Gen. Char.: Body subhirsute. Head subglobose; vertex broad, glabrous, with a deeply impressed cross upon its summit, in the centre of which the ocelli are placed in an almost straight line and contiguously; antennæ short, filiform, geniculated, the scape slightly curved, the basal joint of the flagellum subglobose, its second joint as long as the terminal one and subclavate, the rest short, subequal, but gradually increasing in length to the terminal one, which is laterally compressed; the face flat; clypeus transversely lunate but straight in front; labrum lunulate, tuberculated laterally; mandibles broad and obscurely bidentate; cibarial apparatus moderate; tongue twice the length of the labium, tapering from base to apex, where it terminates in a small knob, and is clothed with short hair; paraglossæ obsolete; labial palpi as long as the tongue, the two first joints long and membranous and tapering to the apex of the second, which is acute, and about one-fourth the length of the first, it has the two very short, subclavate, terminal joints, which are conterminous, and articulated just before its acute apex; maxillæ subhastate and acuminate; maxillary palpi very short, linear, and equal.
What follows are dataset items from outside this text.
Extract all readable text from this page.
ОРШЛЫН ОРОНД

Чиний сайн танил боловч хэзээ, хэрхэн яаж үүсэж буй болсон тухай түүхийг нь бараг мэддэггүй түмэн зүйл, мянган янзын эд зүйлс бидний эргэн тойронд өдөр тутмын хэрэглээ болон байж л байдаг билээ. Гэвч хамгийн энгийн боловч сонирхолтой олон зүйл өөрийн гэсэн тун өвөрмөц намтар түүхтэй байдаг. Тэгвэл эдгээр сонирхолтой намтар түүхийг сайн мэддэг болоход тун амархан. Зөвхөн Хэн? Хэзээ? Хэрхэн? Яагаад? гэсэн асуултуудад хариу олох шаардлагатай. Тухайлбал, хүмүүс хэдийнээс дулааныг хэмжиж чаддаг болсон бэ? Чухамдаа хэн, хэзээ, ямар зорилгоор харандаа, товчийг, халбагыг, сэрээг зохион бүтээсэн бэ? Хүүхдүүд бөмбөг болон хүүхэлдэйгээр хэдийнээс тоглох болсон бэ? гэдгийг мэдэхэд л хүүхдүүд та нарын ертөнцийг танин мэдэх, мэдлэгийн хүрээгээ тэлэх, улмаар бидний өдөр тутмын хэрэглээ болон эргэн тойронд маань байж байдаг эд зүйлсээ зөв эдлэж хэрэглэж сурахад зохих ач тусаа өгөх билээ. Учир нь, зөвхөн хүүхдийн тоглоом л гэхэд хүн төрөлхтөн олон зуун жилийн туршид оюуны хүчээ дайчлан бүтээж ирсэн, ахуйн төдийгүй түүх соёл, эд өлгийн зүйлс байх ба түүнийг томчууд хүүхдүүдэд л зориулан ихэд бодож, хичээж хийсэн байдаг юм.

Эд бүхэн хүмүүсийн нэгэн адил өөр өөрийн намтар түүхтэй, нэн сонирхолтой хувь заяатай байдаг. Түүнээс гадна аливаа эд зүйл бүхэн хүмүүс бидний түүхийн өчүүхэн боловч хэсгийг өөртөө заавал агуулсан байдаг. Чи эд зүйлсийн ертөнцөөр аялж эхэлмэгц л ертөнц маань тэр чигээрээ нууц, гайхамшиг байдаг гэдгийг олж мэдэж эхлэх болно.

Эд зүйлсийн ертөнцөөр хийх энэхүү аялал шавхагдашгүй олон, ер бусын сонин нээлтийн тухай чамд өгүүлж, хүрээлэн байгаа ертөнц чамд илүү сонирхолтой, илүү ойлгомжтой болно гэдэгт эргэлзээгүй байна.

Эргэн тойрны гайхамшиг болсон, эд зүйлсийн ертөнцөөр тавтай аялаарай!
Thorax globose, pubescent, concealing its divisions; metathorax truncated; wings with three submarginal cells nearly equal, or the third the largest, the second receiving the first recurrent nervure at about one-third its length, and the second is received by the third submarginal cell near its extremity; legs setose; the posterior tibiæ convex, very slightly enlarging from base to apex, rounded at the extremity externally, and unfurnished with means to convey pollen; posterior plantæ oblong, narrowly equal, and not auriculated; claws bifid. Abdomen ovate, convex above, deflecting toward its extremity, and subglabrous on the disk, the terminal dorsal segment triangular, and its ventral plate straight at its apex with the lateral angles reflected, making it concave beneath and subcarinated longitudinally in the centre, or also triangular and the sides of the prominent angle deflected.